A lady walks out of a restaurant in the evening and notices an inebriated man scanning the road under a streetlight, clearly looking for something and becoming increasingly agitated as he cannot find it.

“Can I help you find something?” she asks, “what have you lost?”

“I dropped my wallet,” mumbled the man.

“Did you drop it here?” she asks, puzzled that it is not visible in the pool of light.

“No,” says the man, “I dropped it over there,” pointing vaguely into the dark. “But the light is better here.

Undeniably, shiny high-status privileges encourage customers to enrol and engage in your program, so you need them as honeypots. But when you invest hard-earned marketing dollars in members with the objective to secure future sales and profit, use the best method of prediction available now, and that may no longer be how much they spent with us last year.

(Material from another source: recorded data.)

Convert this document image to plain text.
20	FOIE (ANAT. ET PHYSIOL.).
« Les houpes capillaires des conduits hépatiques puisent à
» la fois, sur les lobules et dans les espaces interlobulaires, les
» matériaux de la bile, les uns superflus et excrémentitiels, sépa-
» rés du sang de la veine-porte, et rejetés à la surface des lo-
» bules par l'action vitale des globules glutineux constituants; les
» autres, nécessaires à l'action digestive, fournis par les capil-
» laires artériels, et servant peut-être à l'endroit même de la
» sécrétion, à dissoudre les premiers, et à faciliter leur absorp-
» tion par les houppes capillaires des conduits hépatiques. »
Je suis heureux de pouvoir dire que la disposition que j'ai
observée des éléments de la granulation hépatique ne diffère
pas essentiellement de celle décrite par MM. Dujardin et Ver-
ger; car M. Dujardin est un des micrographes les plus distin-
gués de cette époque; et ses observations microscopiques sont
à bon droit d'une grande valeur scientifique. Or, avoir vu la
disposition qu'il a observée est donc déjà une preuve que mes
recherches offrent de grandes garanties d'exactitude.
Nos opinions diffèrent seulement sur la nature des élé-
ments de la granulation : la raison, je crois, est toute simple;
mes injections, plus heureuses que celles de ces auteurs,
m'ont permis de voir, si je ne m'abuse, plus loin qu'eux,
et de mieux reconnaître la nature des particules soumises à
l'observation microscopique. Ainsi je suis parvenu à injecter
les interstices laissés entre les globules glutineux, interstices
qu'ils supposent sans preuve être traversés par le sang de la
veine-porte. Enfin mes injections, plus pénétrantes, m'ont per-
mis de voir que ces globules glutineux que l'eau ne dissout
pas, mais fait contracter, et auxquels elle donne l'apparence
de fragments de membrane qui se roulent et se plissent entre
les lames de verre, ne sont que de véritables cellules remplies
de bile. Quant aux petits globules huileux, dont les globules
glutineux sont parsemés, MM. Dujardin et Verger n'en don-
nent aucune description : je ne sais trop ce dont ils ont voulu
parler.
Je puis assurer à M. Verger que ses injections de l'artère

In infrequent, high-value categories, Automobiles specifically, there is a history worth considering.

Ford’s Model T and Model A made car ownership a mass-market proposition and a formidable sales hurdle for General Motors.

To compete successfully, GM tapped into consumer aspirations, they ‘sold the difference’ between cars on a ladder of status; cars are very visible symbols of status. Studebaker, Plymouth, Chevrolet, Dodge, and Buick were positioned as steps on the social aspiration ladder, with Cadillac at the peak.

Households traded up the ladder as they could and GM lapped Ford in sales. The cost of manufacturing a Chevrolet is the same as a Cadillac, but the profit to GM from a Caddie is many times higher.

‘Selling the difference’ has become a standard strategy as motor companies attempt to move customers up the prestige ladder to hold customers in the franchise. Toyota famously created a new brand, Lexus. VW has many brands and price points so that Polo drivers can move to Audi over time.

Sell the lifetime customer all six vehicles, but also make each one more prestigious and profitable than the one before.

If there is a single message from this discussion, it is to use the best predictor of future customer value available to govern the investments you make in securing customer loyalty. Sometimes that will be a Chairman’s Lounge, sometimes a better price and timetable. But measure effectiveness rigorously or risk investing in the wrong places.

Willy Sutton, the American gangster, put it well – ‘I rob banks because that’s where the money is.’